Re: Using Case to Show Tense
From: | Patrick Littell <puchitao@...> |
Date: | Wednesday, March 23, 2005, 22:26 |
On Wed, 23 Mar 2005 15:52:41 -0500, Edward Miller <sewerbird@...> wrote:
> In ending, I would also appreciate suggestions on introducing aspect
> into this system: my design goal for the inflectional aspect (pardon
> the pun) of the language is to indicate as much information about the
> verb as possible on its nouns, without making the nouns look like
> Y'upik Eskimo.... I've grouped two sets of aspects, paired into three.

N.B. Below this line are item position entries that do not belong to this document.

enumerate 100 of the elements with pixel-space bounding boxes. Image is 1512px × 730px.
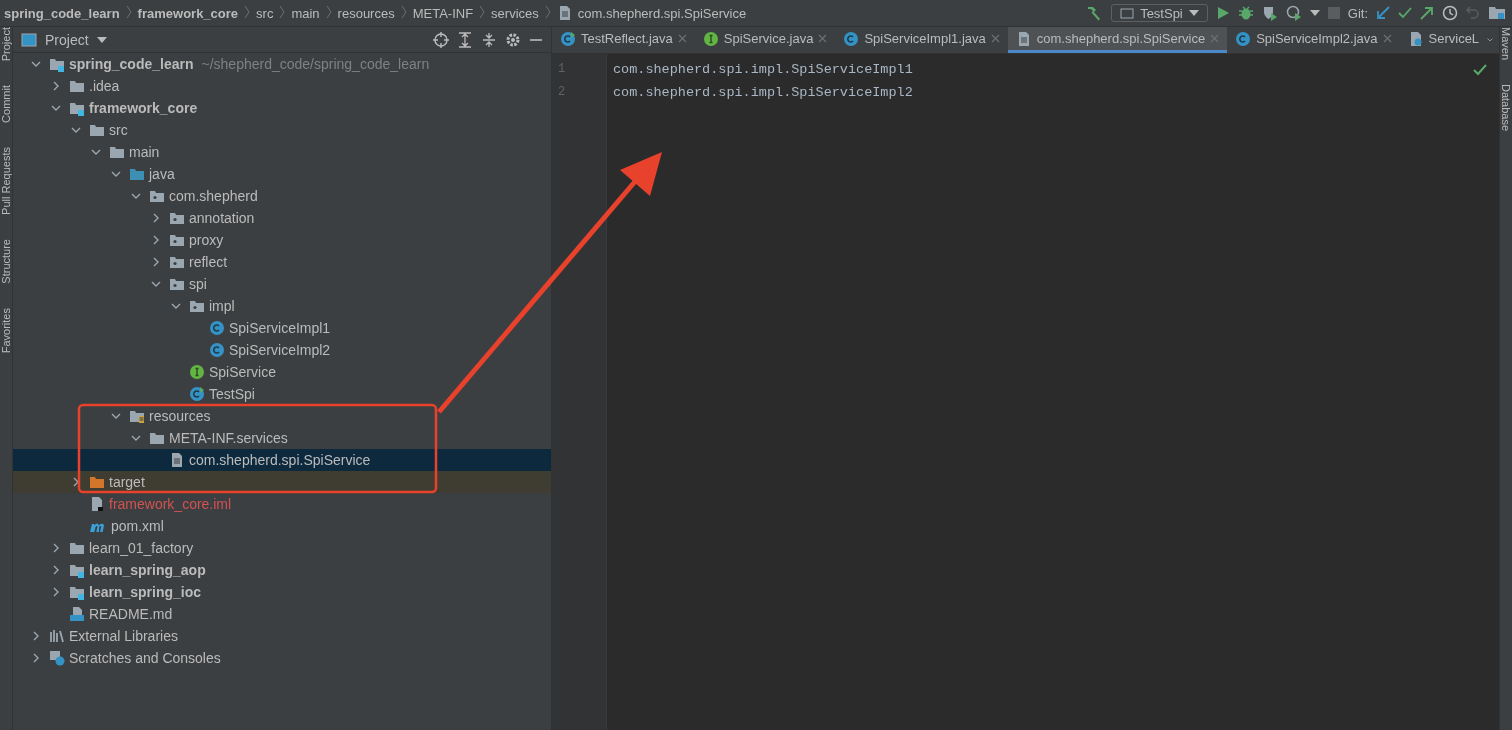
breadcrumb[interactable]: resources <box>333 5 399 21</box>
tree-row[interactable]: reflect <box>13 251 551 273</box>
tree-row[interactable]: Scratches and Consoles <box>13 647 551 669</box>
tree-row[interactable]: README.md <box>13 603 551 625</box>
tree-row[interactable]: com.shepherd.spi.SpiService <box>13 449 551 471</box>
chevron-down-icon[interactable] <box>31 59 41 69</box>
editor-tab[interactable]: SpiServiceImpl1.java <box>835 27 1008 53</box>
tree-row[interactable]: learn_spring_ioc <box>13 581 551 603</box>
breadcrumb-separator-icon <box>325 4 332 19</box>
tree-row[interactable]: target <box>13 471 551 493</box>
tree-row[interactable]: proxy <box>13 229 551 251</box>
chevron-down-icon[interactable] <box>131 191 141 201</box>
tree-row[interactable]: framework_core <box>13 97 551 119</box>
run-icon[interactable] <box>1215 6 1230 20</box>
clock-icon[interactable] <box>1442 5 1458 21</box>
chevron-right-icon[interactable] <box>51 81 61 91</box>
tree-item-label: SpiServiceImpl2 <box>229 342 331 358</box>
chevron-right-icon[interactable] <box>71 477 81 487</box>
markdown-file-icon <box>69 606 85 622</box>
checkmark-icon[interactable] <box>1398 6 1412 20</box>
run-configuration-dropdown[interactable]: TestSpi <box>1111 4 1208 22</box>
tool-window-tab[interactable]: Pull Requests <box>0 147 12 215</box>
tree-item-label: learn_spring_aop <box>89 562 206 578</box>
chevron-right-icon[interactable] <box>51 565 61 575</box>
breadcrumb[interactable]: main <box>287 5 324 21</box>
tree-row[interactable]: learn_01_factory <box>13 537 551 559</box>
chevron-right-icon[interactable] <box>51 587 61 597</box>
tree-row[interactable]: src <box>13 119 551 141</box>
editor-tab[interactable]: SpiService.java <box>694 27 836 53</box>
tree-row[interactable]: META-INF.services <box>13 427 551 449</box>
chevron-right-icon[interactable] <box>51 543 61 553</box>
profiler-icon[interactable] <box>1285 5 1302 21</box>
tool-window-tab[interactable]: Project <box>0 27 12 62</box>
chevron-down-icon[interactable] <box>71 125 81 135</box>
chevron-right-icon[interactable] <box>31 631 41 641</box>
breadcrumb[interactable]: com.shepherd.spi.SpiService <box>552 5 751 21</box>
chevron-right-icon[interactable] <box>151 235 161 245</box>
tree-row[interactable]: resources <box>13 405 551 427</box>
tree-row[interactable]: External Libraries <box>13 625 551 647</box>
tree-row[interactable]: SpiServiceImpl2 <box>13 339 551 361</box>
chevron-down-icon[interactable] <box>91 147 101 157</box>
package-folder-icon <box>169 276 185 292</box>
chevron-down-icon[interactable] <box>111 169 121 179</box>
chevron-down-icon[interactable] <box>151 279 161 289</box>
push-arrow-icon[interactable] <box>1420 6 1434 20</box>
crosshair-icon[interactable] <box>433 31 449 48</box>
panel-title[interactable]: Project <box>45 31 89 48</box>
tree-row[interactable]: SpiServiceImpl1 <box>13 317 551 339</box>
editor-tab[interactable]: ServiceL <box>1399 27 1488 53</box>
breadcrumb[interactable]: spring_code_learn <box>0 5 124 21</box>
collapse-all-icon[interactable] <box>481 31 497 48</box>
tree-row[interactable]: com.shepherd <box>13 185 551 207</box>
expand-all-icon[interactable] <box>457 31 473 48</box>
chevron-right-icon[interactable] <box>31 653 41 663</box>
chevron-down-icon[interactable] <box>131 433 141 443</box>
tool-window-tab[interactable]: Structure <box>0 239 12 284</box>
chevron-down-icon[interactable] <box>171 301 181 311</box>
tree-row[interactable]: .idea <box>13 75 551 97</box>
editor-tab[interactable]: TestReflect.java <box>552 27 695 53</box>
caret-icon[interactable] <box>1309 10 1320 16</box>
tool-window-tab[interactable]: Maven <box>1500 27 1512 61</box>
chevron-down-icon[interactable] <box>111 411 121 421</box>
breadcrumb[interactable]: src <box>252 5 278 21</box>
class-icon <box>209 342 225 358</box>
tree-row[interactable]: java <box>13 163 551 185</box>
update-arrow-icon[interactable] <box>1376 6 1390 20</box>
breadcrumb[interactable]: services <box>487 5 543 21</box>
editor-tab[interactable]: com.shepherd.spi.SpiService <box>1007 27 1228 53</box>
tree-row[interactable]: spring_code_learn ~/shepherd_code/spring_code_learn <box>13 53 551 75</box>
class-icon <box>560 30 576 47</box>
tree-row[interactable]: main <box>13 141 551 163</box>
tree-item-label: pom.xml <box>111 518 164 534</box>
interface-icon <box>702 30 719 47</box>
checkmark-icon <box>1473 64 1487 76</box>
tree-row[interactable]: impl <box>13 295 551 317</box>
tool-window-tab[interactable]: Database <box>1500 84 1512 132</box>
tool-window-tab[interactable]: Favorites <box>0 307 12 353</box>
coverage-icon[interactable] <box>1261 5 1278 21</box>
chevron-down-icon[interactable] <box>51 103 61 113</box>
breadcrumb[interactable]: framework_core <box>133 5 243 21</box>
gear-icon[interactable] <box>505 31 521 48</box>
caret-icon[interactable] <box>96 36 107 43</box>
tool-window-tab[interactable]: Commit <box>0 85 12 124</box>
tree-row[interactable]: TestSpi <box>13 383 551 405</box>
chevron-right-icon[interactable] <box>151 213 161 223</box>
project-structure-icon[interactable] <box>1488 5 1506 21</box>
tree-row[interactable]: SpiService <box>13 361 551 383</box>
tree-item-label: proxy <box>189 232 224 248</box>
tree-row[interactable]: learn_spring_aop <box>13 559 551 581</box>
chevron-right-icon[interactable] <box>151 257 161 267</box>
libraries-icon <box>49 628 65 644</box>
tree-row[interactable]: spi <box>13 273 551 295</box>
tree-row[interactable]: pom.xml <box>13 515 551 537</box>
bug-icon[interactable] <box>1237 5 1254 21</box>
breadcrumb-separator-icon <box>279 4 286 19</box>
breadcrumb[interactable]: META-INF <box>408 5 478 21</box>
tree-row[interactable]: annotation <box>13 207 551 229</box>
tree-item-label: META-INF.services <box>169 430 288 446</box>
undo-icon <box>1466 6 1480 20</box>
editor-tab[interactable]: SpiServiceImpl2.java <box>1227 27 1400 53</box>
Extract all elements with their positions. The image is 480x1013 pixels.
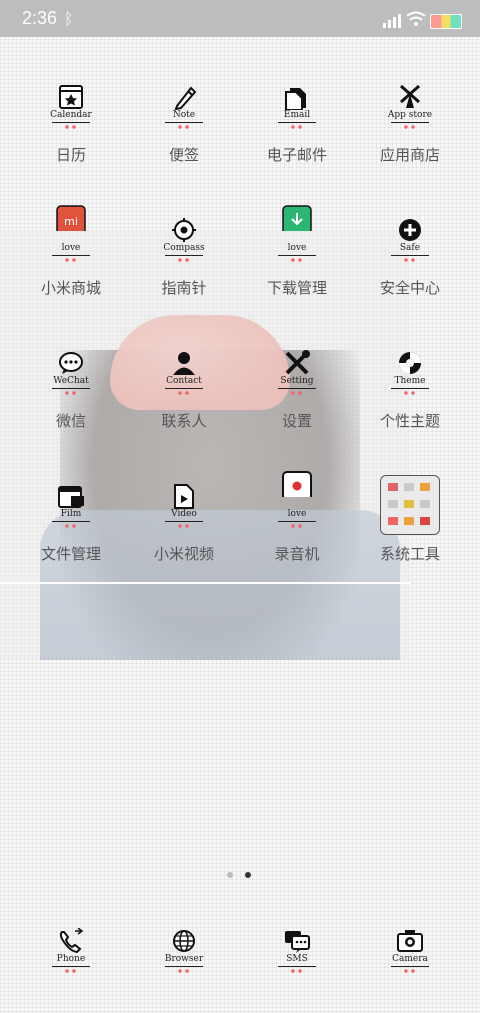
app-email[interactable]: Email 电子邮件 xyxy=(247,76,347,165)
calendar-star-icon xyxy=(59,85,83,109)
battery-icon xyxy=(430,14,462,29)
video-file-icon xyxy=(174,484,194,509)
app-video[interactable]: Video 小米视频 xyxy=(134,475,234,564)
app-contacts[interactable]: Contact 联系人 xyxy=(134,342,234,431)
compass-icon xyxy=(172,218,196,242)
app-sublabel: Video xyxy=(171,509,197,519)
app-themes[interactable]: Theme 个性主题 xyxy=(360,342,460,431)
status-bar: 2:36 ᛒ xyxy=(0,0,480,37)
svg-text:mi: mi xyxy=(64,215,78,228)
sms-icon xyxy=(285,931,310,953)
globe-icon xyxy=(173,930,195,952)
app-label: 电子邮件 xyxy=(266,146,327,164)
page-dot-1[interactable] xyxy=(227,872,233,878)
mi-icon: mi xyxy=(56,205,86,231)
app-label: 小米商城 xyxy=(40,279,101,297)
windmill-icon xyxy=(400,84,420,108)
app-sublabel: Film xyxy=(60,509,82,519)
app-recorder[interactable]: love 录音机 xyxy=(247,471,347,564)
app-sublabel: Email xyxy=(283,110,311,120)
dock-phone[interactable]: Phone xyxy=(21,920,121,978)
dock-sms[interactable]: SMS xyxy=(247,920,347,978)
dock-sublabel: Camera xyxy=(392,954,428,964)
folder-icon xyxy=(380,475,440,535)
app-sublabel: Safe xyxy=(399,243,421,253)
app-sublabel: Note xyxy=(172,110,196,120)
app-downloads[interactable]: love 下载管理 xyxy=(247,205,347,298)
wifi-icon xyxy=(406,11,426,26)
record-icon xyxy=(282,471,312,497)
app-sublabel: love xyxy=(61,243,81,253)
person-icon xyxy=(173,352,195,375)
app-label: 系统工具 xyxy=(379,545,440,563)
app-label: 录音机 xyxy=(274,545,320,563)
app-wechat[interactable]: WeChat 微信 xyxy=(21,342,121,431)
app-sublabel: Contact xyxy=(166,376,202,386)
pencil-icon xyxy=(174,86,197,110)
app-file-manager[interactable]: Film 文件管理 xyxy=(21,475,121,564)
app-compass[interactable]: Compass 指南针 xyxy=(134,209,234,298)
dock-camera[interactable]: Camera xyxy=(360,920,460,978)
app-sublabel: Calendar xyxy=(50,110,92,120)
app-label: 个性主题 xyxy=(379,412,440,430)
wallpaper-line xyxy=(0,582,410,584)
app-sublabel: Compass xyxy=(163,243,205,253)
download-icon xyxy=(282,205,312,231)
app-sublabel: App store xyxy=(387,110,433,120)
app-store[interactable]: App store 应用商店 xyxy=(360,76,460,165)
app-sublabel: love xyxy=(287,243,307,253)
phone-icon xyxy=(59,928,84,954)
app-sublabel: WeChat xyxy=(53,376,89,386)
bluetooth-icon: ᛒ xyxy=(64,9,74,28)
chat-bubble-icon xyxy=(59,352,83,374)
dock-sublabel: SMS xyxy=(286,954,308,964)
dock-sublabel: Browser xyxy=(164,954,204,964)
app-mi-store[interactable]: mi love 小米商城 xyxy=(21,205,121,298)
app-label: 微信 xyxy=(55,412,86,430)
app-label: 设置 xyxy=(281,412,312,430)
app-label: 应用商店 xyxy=(379,146,440,164)
app-label: 安全中心 xyxy=(379,279,440,297)
app-sublabel: Setting xyxy=(280,376,314,386)
app-label: 文件管理 xyxy=(40,545,101,563)
app-label: 小米视频 xyxy=(153,545,214,563)
signal-icon xyxy=(383,14,401,28)
dock-browser[interactable]: Browser xyxy=(134,920,234,978)
dock-sublabel: Phone xyxy=(56,954,86,964)
page-dot-2-active[interactable] xyxy=(245,872,251,878)
document-icon xyxy=(285,88,306,110)
folder-window-icon xyxy=(58,486,84,508)
dock: Phone Browser SMS Camera xyxy=(0,920,480,980)
app-settings[interactable]: Setting 设置 xyxy=(247,342,347,431)
app-security[interactable]: Safe 安全中心 xyxy=(360,209,460,298)
app-note[interactable]: Note 便签 xyxy=(134,76,234,165)
app-sublabel: Theme xyxy=(394,376,426,386)
page-indicator xyxy=(227,872,257,880)
app-label: 指南针 xyxy=(161,279,207,297)
app-label: 日历 xyxy=(55,146,86,164)
camera-icon xyxy=(397,930,423,952)
app-label: 联系人 xyxy=(161,412,207,430)
app-sublabel: love xyxy=(287,509,307,519)
lifebuoy-icon xyxy=(399,352,421,374)
tools-icon xyxy=(285,350,310,375)
shield-plus-icon xyxy=(399,219,421,241)
status-time: 2:36 xyxy=(22,8,58,28)
app-label: 下载管理 xyxy=(266,279,327,297)
app-calendar[interactable]: Calendar 日历 xyxy=(21,76,121,165)
app-label: 便签 xyxy=(168,146,199,164)
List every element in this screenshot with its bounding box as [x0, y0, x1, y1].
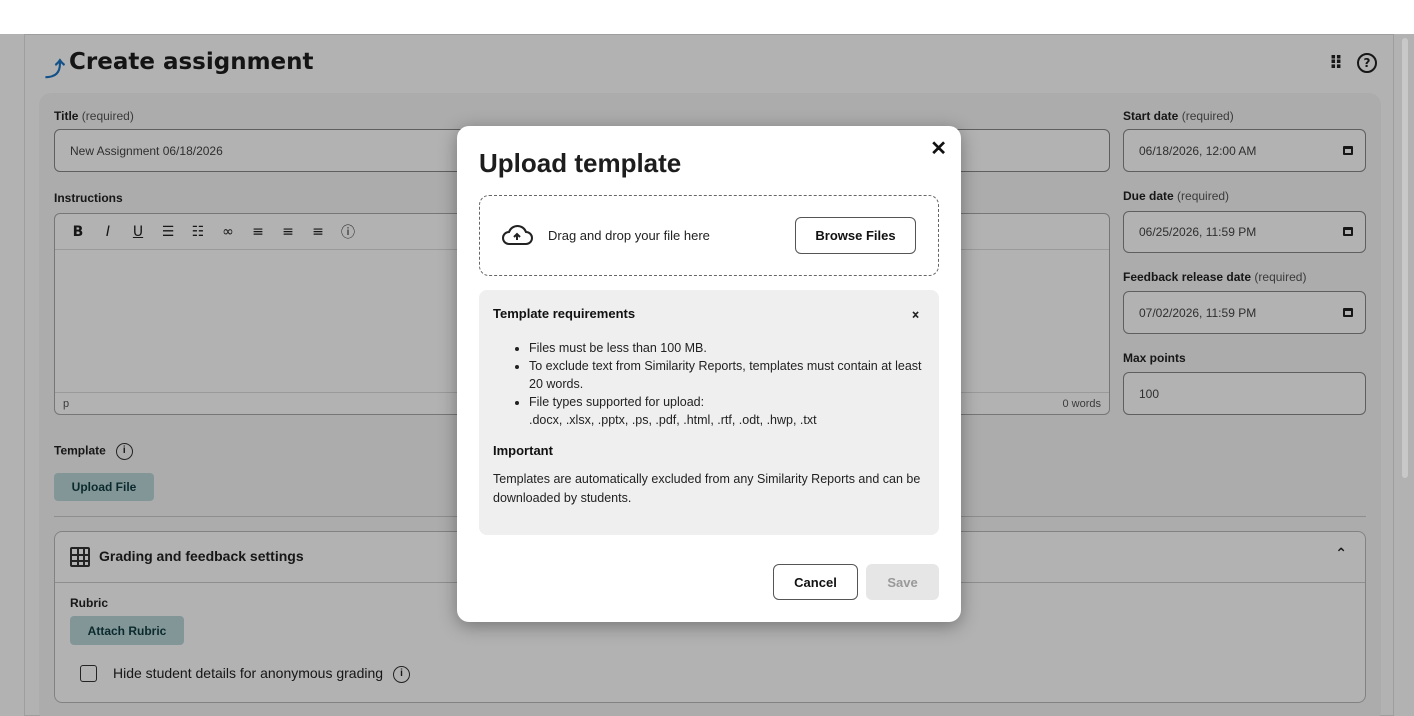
- browse-files-button[interactable]: Browse Files: [795, 217, 916, 254]
- upload-template-dialog: Upload template ✕ Drag and drop your fil…: [457, 126, 961, 622]
- list-item: File types supported for upload:.docx, .…: [529, 393, 925, 429]
- requirements-list: Files must be less than 100 MB. To exclu…: [493, 339, 925, 429]
- important-note: Templates are automatically excluded fro…: [493, 472, 921, 505]
- template-requirements: Template requirements ⌄⌃ Files must be l…: [479, 290, 939, 535]
- collapse-icon[interactable]: ⌄ ⌃: [910, 304, 921, 326]
- cloud-upload-icon: [502, 225, 533, 245]
- important-heading: Important: [493, 443, 553, 458]
- page-scrollbar[interactable]: [1402, 38, 1408, 478]
- dialog-title: Upload template: [479, 148, 682, 178]
- save-button[interactable]: Save: [866, 564, 939, 600]
- drop-text: Drag and drop your file here: [548, 228, 710, 243]
- list-item: To exclude text from Similarity Reports,…: [529, 357, 925, 393]
- list-item: Files must be less than 100 MB.: [529, 339, 925, 357]
- cancel-button[interactable]: Cancel: [773, 564, 858, 600]
- close-icon[interactable]: ✕: [930, 136, 947, 161]
- file-drop-zone[interactable]: Drag and drop your file here Browse File…: [479, 195, 939, 276]
- requirements-title: Template requirements: [493, 306, 636, 321]
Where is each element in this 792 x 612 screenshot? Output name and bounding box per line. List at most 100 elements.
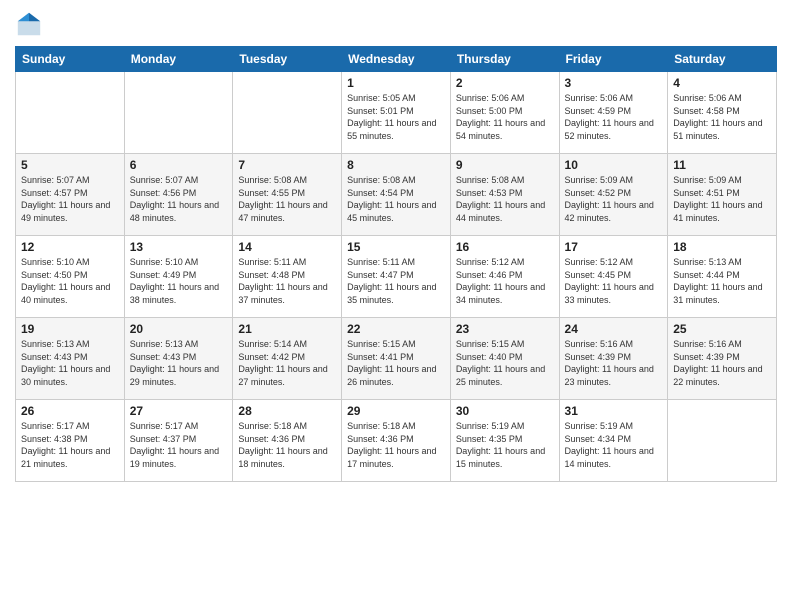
calendar-cell: 31 Sunrise: 5:19 AMSunset: 4:34 PMDayligh… <box>559 400 668 482</box>
calendar-cell: 12 Sunrise: 5:10 AMSunset: 4:50 PMDayligh… <box>16 236 125 318</box>
calendar-week-row: 5 Sunrise: 5:07 AMSunset: 4:57 PMDaylight… <box>16 154 777 236</box>
day-number: 21 <box>238 322 336 336</box>
cell-info: Sunrise: 5:13 AMSunset: 4:43 PMDaylight:… <box>130 338 228 388</box>
calendar-cell <box>233 72 342 154</box>
column-header-saturday: Saturday <box>668 47 777 72</box>
column-header-wednesday: Wednesday <box>342 47 451 72</box>
cell-info: Sunrise: 5:07 AMSunset: 4:57 PMDaylight:… <box>21 174 119 224</box>
day-number: 2 <box>456 76 554 90</box>
day-number: 14 <box>238 240 336 254</box>
calendar-cell: 8Sunrise: 5:08 AMSunset: 4:54 PMDaylight… <box>342 154 451 236</box>
calendar-week-row: 19 Sunrise: 5:13 AMSunset: 4:43 PMDayligh… <box>16 318 777 400</box>
calendar-cell: 20 Sunrise: 5:13 AMSunset: 4:43 PMDayligh… <box>124 318 233 400</box>
page: SundayMondayTuesdayWednesdayThursdayFrid… <box>0 0 792 612</box>
calendar-week-row: 1 Sunrise: 5:05 AMSunset: 5:01 PMDaylight… <box>16 72 777 154</box>
column-header-friday: Friday <box>559 47 668 72</box>
day-number: 19 <box>21 322 119 336</box>
cell-info: Sunrise: 5:16 AMSunset: 4:39 PMDaylight:… <box>565 338 663 388</box>
cell-info: Sunrise: 5:13 AMSunset: 4:44 PMDaylight:… <box>673 256 771 306</box>
day-number: 20 <box>130 322 228 336</box>
calendar-cell: 23 Sunrise: 5:15 AMSunset: 4:40 PMDayligh… <box>450 318 559 400</box>
day-number: 22 <box>347 322 445 336</box>
day-number: 8 <box>347 158 445 172</box>
cell-info: Sunrise: 5:19 AMSunset: 4:35 PMDaylight:… <box>456 420 554 470</box>
cell-info: Sunrise: 5:15 AMSunset: 4:40 PMDaylight:… <box>456 338 554 388</box>
calendar-cell: 7Sunrise: 5:08 AMSunset: 4:55 PMDaylight… <box>233 154 342 236</box>
calendar-cell: 19 Sunrise: 5:13 AMSunset: 4:43 PMDayligh… <box>16 318 125 400</box>
calendar-cell: 5 Sunrise: 5:07 AMSunset: 4:57 PMDaylight… <box>16 154 125 236</box>
cell-info: Sunrise: 5:07 AMSunset: 4:56 PMDaylight:… <box>130 174 228 224</box>
calendar-cell: 28Sunrise: 5:18 AMSunset: 4:36 PMDayligh… <box>233 400 342 482</box>
day-number: 24 <box>565 322 663 336</box>
calendar-cell: 18 Sunrise: 5:13 AMSunset: 4:44 PMDayligh… <box>668 236 777 318</box>
calendar-cell: 9 Sunrise: 5:08 AMSunset: 4:53 PMDaylight… <box>450 154 559 236</box>
calendar-cell: 2Sunrise: 5:06 AMSunset: 5:00 PMDaylight… <box>450 72 559 154</box>
calendar-cell: 16 Sunrise: 5:12 AMSunset: 4:46 PMDayligh… <box>450 236 559 318</box>
day-number: 13 <box>130 240 228 254</box>
calendar-cell: 6Sunrise: 5:07 AMSunset: 4:56 PMDaylight… <box>124 154 233 236</box>
day-number: 31 <box>565 404 663 418</box>
cell-info: Sunrise: 5:15 AMSunset: 4:41 PMDaylight:… <box>347 338 445 388</box>
day-number: 11 <box>673 158 771 172</box>
day-number: 4 <box>673 76 771 90</box>
cell-info: Sunrise: 5:09 AMSunset: 4:52 PMDaylight:… <box>565 174 663 224</box>
cell-info: Sunrise: 5:19 AMSunset: 4:34 PMDaylight:… <box>565 420 663 470</box>
day-number: 7 <box>238 158 336 172</box>
calendar-cell: 24 Sunrise: 5:16 AMSunset: 4:39 PMDayligh… <box>559 318 668 400</box>
day-number: 16 <box>456 240 554 254</box>
column-header-thursday: Thursday <box>450 47 559 72</box>
cell-info: Sunrise: 5:12 AMSunset: 4:45 PMDaylight:… <box>565 256 663 306</box>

> My current task is to alter the tense system above somehow to indicate
> aspect too. I may instead put person marking on the verb and show
> aspect through that: so many options!
>
> Group 1
> Imperfective
> Inceptive
> Progressive
>
> Group 2
> Perfective
> Completive
> Perfect
Since tense is expressed through case, maybe aspect could be expressed
through voice!
[Thinking out loud...]
Say we took the switched system like so:
>Tense S A P
>Past p n p
>Present n a p
>Future a a n
And then specified the following voices:
PASS: Noun in role P given the S case if it doesn't already, noun in
role A demoted to some oblique case (instrumental maybe).
APASS: Noun in role A given the S case, noun in role P demoted to some
oblique case (dative, say).
And then we require that PASS be used with the perfect and APASS with
the progressive (from analogy with the tenses). (Intransitives are
tricky -- can't really use PASS or APASS with an intransitive. I'd
say add a reflexive marker on the verb and introduce the
"my/your/himself" dummy patient, then add the voice.) We then get the
following tense/aspect chart:
S A P
PAST p n p
PAST PERF i p
PAST PROG p d
PRES n a p
PRES PERF i n
PRES PROG n d
FUT a a p
FUT PERF i a
FUT PROG a d
If word order is strict, you could give up the instrumental and dative
in favor of a catch-all oblique case without sacrificing the
deducibility of this system. This would also be possible with
free-word order and voice-affixes on the verb. (But then the
listeners could deduce aspect *just* from the verb rather than the
nouns, too.)
I wonder what would happen when a speaker *actually* needed to use
passive voice? I'd have to think about this one for a bit...
Anyway, there's one idea. Have fun!
> On Wed, 23 Mar 2005 12:50:27 +0100, Henrik Theiling <theiling@...> wrote:
> > Patrick: you should give the name of the original poster ('twas Edward).
My apologies; sometimes I'm a little too hasty with the quote-snipping.